Les Écossais ont accueilli avec satisfaction leur réintégration éclair dans l’UE. Sandy Harveys, d’Édimbourg, se réjouit que son nouveau pays soit résolument européen : « Toute ma famille a voté pour le remain (maintien dans l’UE, ndlr), sauf mon oncle dépressif et aigri. J’espère juste qu’on ne nous fera pas voter de nouveau, comme en 2014, sur notre appartenance au Royaume-Uni. L’Écosse est britannique et nous voterions résolument pour le remain (maintien en Grande-Bretagne, ndlr) ».

Le nouveau maire de Londres, Sadiq Khan, désormais chef d’État, a également félicité l’UE pour son coup de maître : « À présent, Londres est le 30e État membre de l’UE ! Je gouvernerai mon pays avec honneur et respect pour mes administrés. Je pense en particulier à la reine et au Premier ministre d’Angleterre-Pays de Galles, notre pays allié de toujours, que mon gouvernement traitera avec la considération qui leur est due »
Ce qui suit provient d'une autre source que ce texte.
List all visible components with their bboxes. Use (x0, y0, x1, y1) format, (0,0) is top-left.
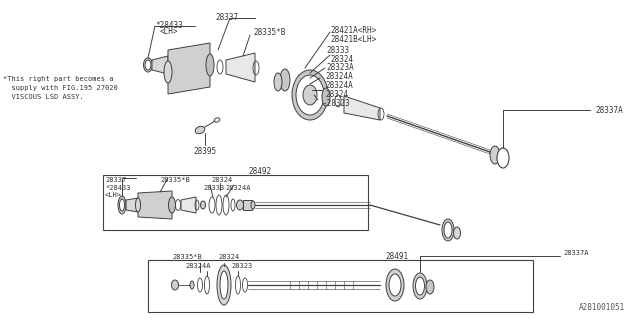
Bar (148, 260, 533, 312)
Ellipse shape (322, 88, 330, 106)
Ellipse shape (274, 73, 282, 91)
Polygon shape (243, 200, 252, 210)
Ellipse shape (237, 200, 243, 210)
Text: <LH>: <LH> (105, 192, 122, 198)
Text: 28421B<LH>: 28421B<LH> (330, 35, 376, 44)
Polygon shape (181, 197, 196, 213)
Polygon shape (152, 56, 168, 74)
Text: 28324A: 28324A (325, 81, 353, 90)
Ellipse shape (389, 274, 401, 296)
Ellipse shape (206, 54, 214, 76)
Text: *28433: *28433 (105, 185, 131, 191)
Ellipse shape (303, 85, 317, 105)
Ellipse shape (120, 199, 125, 211)
Ellipse shape (164, 61, 172, 83)
Ellipse shape (251, 201, 255, 209)
Ellipse shape (220, 271, 228, 299)
Text: 28337: 28337 (105, 177, 126, 183)
Ellipse shape (168, 197, 175, 213)
Polygon shape (126, 198, 138, 212)
Text: 28323A: 28323A (326, 63, 354, 72)
Ellipse shape (195, 126, 205, 134)
Text: 28333: 28333 (326, 46, 349, 55)
Text: 28491: 28491 (385, 252, 408, 261)
Polygon shape (226, 53, 255, 82)
Text: 28337A: 28337A (595, 106, 623, 115)
Ellipse shape (292, 70, 328, 120)
Ellipse shape (280, 69, 290, 91)
Text: supply with FIG.195 27020: supply with FIG.195 27020 (3, 85, 118, 91)
Ellipse shape (145, 60, 151, 70)
Text: 28335*B: 28335*B (172, 254, 202, 260)
Ellipse shape (190, 281, 194, 289)
Text: 28323: 28323 (231, 263, 252, 269)
Ellipse shape (413, 273, 427, 299)
Ellipse shape (497, 148, 509, 168)
Ellipse shape (490, 146, 500, 164)
Ellipse shape (136, 198, 141, 212)
Text: 28492: 28492 (248, 167, 271, 176)
Text: 28333: 28333 (203, 185, 224, 191)
Text: 28337: 28337 (215, 13, 238, 22)
Text: 28324: 28324 (218, 254, 239, 260)
Text: 28324A: 28324A (225, 185, 250, 191)
Ellipse shape (444, 222, 452, 238)
Text: 28324: 28324 (330, 55, 353, 64)
Text: VISCOUS LSD ASSY.: VISCOUS LSD ASSY. (3, 94, 84, 100)
Bar (103, 175, 368, 230)
Text: -28323: -28323 (323, 99, 351, 108)
Text: 28337A: 28337A (563, 250, 589, 256)
Ellipse shape (386, 269, 404, 301)
Text: 28395: 28395 (193, 147, 216, 156)
Ellipse shape (415, 277, 424, 295)
Text: 28324A: 28324A (185, 263, 211, 269)
Polygon shape (138, 191, 172, 219)
Text: 28335*B: 28335*B (160, 177, 189, 183)
Text: 28335*B: 28335*B (253, 28, 285, 37)
Ellipse shape (217, 265, 231, 305)
Text: 28324: 28324 (325, 90, 348, 99)
Text: *This right part becomes a: *This right part becomes a (3, 76, 113, 82)
Ellipse shape (454, 227, 461, 239)
Ellipse shape (442, 219, 454, 241)
Text: 28421A<RH>: 28421A<RH> (330, 26, 376, 35)
Polygon shape (168, 43, 210, 94)
Text: 28324A: 28324A (325, 72, 353, 81)
Polygon shape (344, 96, 380, 120)
Ellipse shape (426, 280, 434, 294)
Text: <LH>: <LH> (160, 27, 179, 36)
Ellipse shape (118, 196, 126, 214)
Ellipse shape (143, 58, 152, 72)
Text: *28433: *28433 (155, 21, 183, 30)
Text: A281001051: A281001051 (579, 303, 625, 312)
Text: 28324: 28324 (211, 177, 232, 183)
Ellipse shape (200, 201, 205, 209)
Ellipse shape (296, 75, 324, 115)
Ellipse shape (172, 280, 179, 290)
La joie est partagée en Irlande du Nord. Pour Benny O’Brens, « c’est assez amusant que nous soyons de nouveau dans l’UE ! Toute ma région d’Antrim a voté pour en sortir, mais comme elle appartient à l’Irlande du Nord, nous allons quand même devoir rester », avant de s’interroger : « Mais au fait, puisque nous avons voté pour le Brexit, ne devrions-nous pas faire sécession avec l’Irlande du Nord ? ».

Des sécessions « raisonnables »

Certaines voix discordantes se font cependant entendre. Ainsi, Neil Stuart Connelly, élu UKIP dans la circonscription de London-Brooklands : « Mon arrondissement de Londres, Havering, a voté à 69,7 % pour la sortie de l’UE. Havering est donc en sécession avec Londres et doit sortir de l’UE ».

Des velléités d’indépendance jugées fantaisistes par le Président Tusk : « Un vote de sécession ne compte évidemment que lorsqu’il est favorable à l’UE, selon le principe du vote raisonnable. Si l’on commence à faire ce que les gens désirent, où ira-t-on ? C’est exactement la raison pour laquelle nous avons toujours fait revoter les Irlandais lorsqu’ils s’opposaient à la logique de l’Union, jusqu’à ce qu’ils votent bien. C’est également pour cette raison que nous n’avons tenu aucun compte du « non » français en 2005 et que le traité européen a finalement été ratifié en 2007 ».

C’est précisément grâce à ce principe de vote raisonnable que la France avait été maintenue dans l’UE malgré le référendum de 2005 (non à 54,7%). À défaut, sa sortie de l’UE aurait, fort logiquement, été contrecarrée par la réintégration immédiate des régions Bretagne et Pays de la Loire, favorables à l’UE, fusionnées en un État de Grande-Bretagne II.

Quant au gouvernement d’Angleterre-Pays de Galles, il a annoncé que, pour des raisons évidentes de coûts, son administration demeurerait établie à Londres. Selon le Premier ministre, David Cameron : « En 1940, le gouvernement français, ainsi que le gouvernement néerlandais, s’étaient établis à Londres. Il n’y a donc aucune raison que celui d‘Angleterre-Pays de Galles n’y siège pas, d’autant que nous partageons beaucoup de valeurs communes avec Londres, même si une période d’adaptation sera nécessaire durant les premiers mois ».